Factors to consider when setting up a business

● Business idea : a feasible business idea is needed.


● Finance : is needed to fund business activities, such as manufacturing and marketing of the
firm’s products.
● Human resources : are needed at all stages of business activity, from the design and
development of a product to delivering it to the consumer.
● Enterprise : entrepreneurial skills are required to successfully plan, organize and manage the
business.
● Fixed assets : are needed, such as premises and capital equipment.
● Suppliers : are needed to provide the business with its raw material, finished stock of
products and support services.
● Customers : need to be attracted because without them the business will fail.
● Marketing : is essential, irrespective of how good a business idea might be.
● Legal issues : legal issues also need to be considered. (e.g. consumer protection laws)
Problems that a new business may face

· A new business is likely to face problems that must be dealt with immediately to prevent them from
escalating and threatening its survival include:

o Lack of finance: All businesses need finance for the purchase of fixed assets, however most
owners of new and small businesses do not have the credentials to secure external funding without
major difficulties.

o Cash flow problems: financing working capital is also a major problem for many new businesses.
Many businesses might have assets such as raw material and semi-finished products that cannot
easily be turned into cash.

o Marketing problems: marketing problems arise when businesses fail to meet customers’ needs,
thereby resulting in poor sales.

o Unestablished customers base: a major problem facing new businesses is attracting customers.
o People management problems: new businesses may lack experience in hiring the right staff with
all the necessary skills.

o Legalities: it is necessary for business to comply with all necessary legislation.

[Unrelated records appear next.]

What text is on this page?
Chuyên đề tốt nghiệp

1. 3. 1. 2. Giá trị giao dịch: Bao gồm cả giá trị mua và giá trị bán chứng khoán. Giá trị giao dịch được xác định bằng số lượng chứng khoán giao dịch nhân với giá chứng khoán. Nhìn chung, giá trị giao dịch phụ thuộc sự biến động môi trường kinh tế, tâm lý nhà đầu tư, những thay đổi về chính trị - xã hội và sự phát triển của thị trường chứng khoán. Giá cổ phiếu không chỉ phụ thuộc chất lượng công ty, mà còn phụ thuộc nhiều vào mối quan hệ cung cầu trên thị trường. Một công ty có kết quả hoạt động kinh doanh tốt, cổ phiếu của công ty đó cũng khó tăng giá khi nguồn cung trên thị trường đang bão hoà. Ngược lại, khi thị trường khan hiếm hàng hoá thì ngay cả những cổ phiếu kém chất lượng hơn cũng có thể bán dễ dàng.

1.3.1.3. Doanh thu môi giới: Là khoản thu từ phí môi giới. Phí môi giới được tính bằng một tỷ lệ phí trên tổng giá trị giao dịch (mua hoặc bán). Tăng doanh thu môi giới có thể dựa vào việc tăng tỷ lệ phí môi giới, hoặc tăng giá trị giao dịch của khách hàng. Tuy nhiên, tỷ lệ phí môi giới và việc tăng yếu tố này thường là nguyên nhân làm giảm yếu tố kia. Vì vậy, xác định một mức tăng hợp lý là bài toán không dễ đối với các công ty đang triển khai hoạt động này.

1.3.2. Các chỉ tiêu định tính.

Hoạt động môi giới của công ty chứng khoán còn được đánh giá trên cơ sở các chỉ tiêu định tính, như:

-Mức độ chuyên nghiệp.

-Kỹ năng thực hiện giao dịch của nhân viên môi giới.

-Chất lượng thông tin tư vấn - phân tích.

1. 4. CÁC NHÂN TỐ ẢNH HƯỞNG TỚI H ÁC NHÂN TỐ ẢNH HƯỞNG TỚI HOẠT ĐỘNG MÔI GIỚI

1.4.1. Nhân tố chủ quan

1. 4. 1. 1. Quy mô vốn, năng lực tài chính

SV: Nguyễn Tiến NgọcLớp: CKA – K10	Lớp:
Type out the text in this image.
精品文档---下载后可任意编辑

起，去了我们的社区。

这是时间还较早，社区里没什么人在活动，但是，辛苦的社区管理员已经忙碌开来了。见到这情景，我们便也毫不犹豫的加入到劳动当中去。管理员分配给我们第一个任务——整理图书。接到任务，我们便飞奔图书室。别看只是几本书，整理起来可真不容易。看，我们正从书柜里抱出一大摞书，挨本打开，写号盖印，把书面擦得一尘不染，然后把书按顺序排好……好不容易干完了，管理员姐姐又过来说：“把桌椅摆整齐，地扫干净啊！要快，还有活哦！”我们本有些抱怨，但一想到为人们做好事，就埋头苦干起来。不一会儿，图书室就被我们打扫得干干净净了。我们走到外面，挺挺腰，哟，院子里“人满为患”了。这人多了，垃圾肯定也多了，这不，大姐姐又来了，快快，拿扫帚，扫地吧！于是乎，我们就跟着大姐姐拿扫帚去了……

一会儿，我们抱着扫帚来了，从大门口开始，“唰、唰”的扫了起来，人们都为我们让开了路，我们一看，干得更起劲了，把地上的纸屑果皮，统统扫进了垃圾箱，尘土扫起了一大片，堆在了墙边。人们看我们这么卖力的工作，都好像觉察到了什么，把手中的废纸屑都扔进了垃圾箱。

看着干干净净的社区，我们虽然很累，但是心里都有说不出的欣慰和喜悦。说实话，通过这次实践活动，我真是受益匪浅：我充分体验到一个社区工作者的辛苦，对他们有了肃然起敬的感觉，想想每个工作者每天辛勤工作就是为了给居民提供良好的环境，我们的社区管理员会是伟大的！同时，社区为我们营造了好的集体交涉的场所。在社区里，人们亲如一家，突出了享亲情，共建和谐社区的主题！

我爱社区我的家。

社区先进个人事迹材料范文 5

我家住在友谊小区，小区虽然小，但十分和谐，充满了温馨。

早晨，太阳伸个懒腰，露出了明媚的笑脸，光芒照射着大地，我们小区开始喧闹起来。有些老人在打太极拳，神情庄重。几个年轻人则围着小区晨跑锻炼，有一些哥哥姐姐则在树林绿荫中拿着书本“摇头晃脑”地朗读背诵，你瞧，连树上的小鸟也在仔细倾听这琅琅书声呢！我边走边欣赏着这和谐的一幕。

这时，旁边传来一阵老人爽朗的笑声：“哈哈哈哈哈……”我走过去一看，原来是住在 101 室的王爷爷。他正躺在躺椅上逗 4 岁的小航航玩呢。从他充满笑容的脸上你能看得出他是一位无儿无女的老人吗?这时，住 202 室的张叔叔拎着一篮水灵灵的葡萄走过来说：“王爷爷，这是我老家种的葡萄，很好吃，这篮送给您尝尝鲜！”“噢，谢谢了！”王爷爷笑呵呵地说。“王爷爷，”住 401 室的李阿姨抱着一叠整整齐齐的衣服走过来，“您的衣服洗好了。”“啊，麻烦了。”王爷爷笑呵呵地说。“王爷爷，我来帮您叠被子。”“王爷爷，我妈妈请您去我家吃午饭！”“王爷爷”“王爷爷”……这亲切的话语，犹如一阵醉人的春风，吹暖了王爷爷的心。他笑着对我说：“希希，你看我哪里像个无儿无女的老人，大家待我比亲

o Production problems: it can be difficult for new businesses to accurately forecast levels of demand
so they are more likely to overproduce or underproduce.

o High production costs: new businesses are likely to experience high production costs due to the
large amount of money needed to pay for the cost of fixed assets.

o Poor location: the areas with the most customers are the most expensive once.

o External influences: all businesses, irrespective of size or how long they have been in operation,
are prone to exogenous shocks that create a difficult trading environment.

· In summary, people set up their own businesses to satisfy their personal desires.

The elements of a business plan

· A business plan is a report detailing how a business sets out to achieve its goals and objectives.

· It’s a useful planning tool as it requires the owners to consider the marketing, financial and human
resources of the business.

· The business plan helps to reassure financial lenders, such as banks and venture capitalist.

● The elements of a business plan


o The business, product, market, finance, personnel marketing.

· It helps financiers to make a more objective judgement regarding the firm's likely success and
hence its ability to repay the loans.

Introduction to business management and the CUEGIS concepts

· Turning factor inputs into outputs of goods and services to meet wants and needs of different
customers.
· The functional areas are all instrumental in demanding the success.

· Opportunity costs, makes the decisions in the business.